## https://sploitus.com/exploit?id=E606D7F4-5FA2-5907-B30E-367D6FFECD89
# HTTP Request Smuggling Detection Tool
This repository contains a Python-based tool to detect HTTP Request Smuggling vulnerabilities, specifically targeting `CVE-2024-40725`. The tool attempts to exploit this vulnerability in Apache HTTP Server by sending crafted HTTP requests and analyzing the server's responses. The primary goal is to identify discrepancies in status codes or access behavior, such as bypassing restrictions on specific paths.
## Features
- Detect HTTP Request Smuggling vulnerabilities.
- Supports single URL testing and batch testing using a list of URLs.
- Allows custom wordlists for testing various endpoint paths.
- Stores output results in a log file for further analysis.
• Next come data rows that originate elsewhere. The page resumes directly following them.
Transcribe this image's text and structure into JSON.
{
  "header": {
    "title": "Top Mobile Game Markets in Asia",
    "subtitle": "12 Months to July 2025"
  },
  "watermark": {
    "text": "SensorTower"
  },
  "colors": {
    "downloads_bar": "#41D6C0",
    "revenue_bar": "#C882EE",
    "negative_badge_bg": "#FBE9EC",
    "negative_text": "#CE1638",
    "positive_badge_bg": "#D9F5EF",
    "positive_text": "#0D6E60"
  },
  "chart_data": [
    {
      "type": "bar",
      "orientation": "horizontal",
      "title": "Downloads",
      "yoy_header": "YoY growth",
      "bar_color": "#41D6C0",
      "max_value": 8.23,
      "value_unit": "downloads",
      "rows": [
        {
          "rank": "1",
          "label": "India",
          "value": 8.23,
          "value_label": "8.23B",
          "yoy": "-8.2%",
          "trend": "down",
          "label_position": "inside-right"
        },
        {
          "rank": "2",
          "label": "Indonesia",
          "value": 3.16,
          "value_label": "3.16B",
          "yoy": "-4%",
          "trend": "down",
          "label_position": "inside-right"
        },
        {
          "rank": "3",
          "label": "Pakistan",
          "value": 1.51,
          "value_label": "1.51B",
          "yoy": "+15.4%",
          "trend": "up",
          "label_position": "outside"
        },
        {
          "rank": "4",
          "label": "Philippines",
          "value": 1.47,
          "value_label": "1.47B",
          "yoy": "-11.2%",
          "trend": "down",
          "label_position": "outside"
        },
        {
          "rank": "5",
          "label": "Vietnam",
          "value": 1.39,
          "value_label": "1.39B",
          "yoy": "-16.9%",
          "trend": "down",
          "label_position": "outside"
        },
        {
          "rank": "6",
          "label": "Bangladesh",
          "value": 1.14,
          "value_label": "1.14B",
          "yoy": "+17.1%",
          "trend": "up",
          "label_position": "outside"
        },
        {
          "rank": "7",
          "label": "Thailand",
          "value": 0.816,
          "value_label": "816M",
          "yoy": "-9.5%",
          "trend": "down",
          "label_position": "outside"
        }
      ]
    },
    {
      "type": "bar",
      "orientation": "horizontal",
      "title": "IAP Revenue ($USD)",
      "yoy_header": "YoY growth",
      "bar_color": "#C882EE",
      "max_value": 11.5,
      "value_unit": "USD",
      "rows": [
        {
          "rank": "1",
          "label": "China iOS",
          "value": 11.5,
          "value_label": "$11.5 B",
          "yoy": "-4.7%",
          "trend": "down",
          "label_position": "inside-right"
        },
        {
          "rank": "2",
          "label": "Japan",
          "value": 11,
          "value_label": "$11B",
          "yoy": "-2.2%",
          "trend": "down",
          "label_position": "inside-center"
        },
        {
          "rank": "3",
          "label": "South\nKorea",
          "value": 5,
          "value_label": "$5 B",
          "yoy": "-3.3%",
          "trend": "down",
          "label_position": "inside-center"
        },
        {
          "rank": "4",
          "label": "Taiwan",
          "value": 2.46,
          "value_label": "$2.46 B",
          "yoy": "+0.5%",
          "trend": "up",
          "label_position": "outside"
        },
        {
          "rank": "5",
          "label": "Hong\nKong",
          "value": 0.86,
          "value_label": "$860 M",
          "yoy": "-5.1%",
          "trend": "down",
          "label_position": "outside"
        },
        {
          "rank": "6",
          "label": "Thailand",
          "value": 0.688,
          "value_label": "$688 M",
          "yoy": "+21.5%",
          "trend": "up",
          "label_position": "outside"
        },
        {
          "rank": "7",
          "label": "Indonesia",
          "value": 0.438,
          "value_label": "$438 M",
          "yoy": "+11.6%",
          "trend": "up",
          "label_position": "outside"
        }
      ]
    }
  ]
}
- Identifies cases where status codes differ before and after smuggling attempts (e.g., `403` โ `200`).
## Requirements
- Python 3.7+
- `requests` library
Install the required library using pip:
```bash
pip install requests
```
## Usage
### Single URL
Run the tool for a single URL:
```bash
python detect_http_smuggling.py -u https://example.com -w wordlist.txt -o output.log
```
### Batch URL Testing
Test multiple URLs from a file:
```bash
python detect_http_smuggling.py -l urls.txt -w wordlist.txt -o output.log
```
### Parameters
| Parameter | Description |
|-----------|------------------------------------------|
| `-u` | Target URL for testing |
| `-l` | File containing a list of target URLs |
| `-w` | Custom wordlist for endpoint fuzzing |
| `-o` | Output file for saving results |
## Example Output
```text
Target: https://example.com
Status Change Detected:
/admin 403 ---> /admin 200
Target: https://anotherexample.com
No vulnerability was detected.
```
## Credits
This tool was inspired by the work found in the following repository:
[https://github.com/TAM-K592/CVE-2024-40725-CVE-2024-40898/blob/ALOK/CVE-2024-40725.py#L21](https://github.com/TAM-K592/CVE-2024-40725-CVE-2024-40898/blob/ALOK/CVE-2024-40725.py#L21)
## Disclaimer
This tool is intended for educational purposes and authorized security testing only. Unauthorized use of this tool against systems you do not own or have explicit permission to test is illegal and unethical. Use responsibly.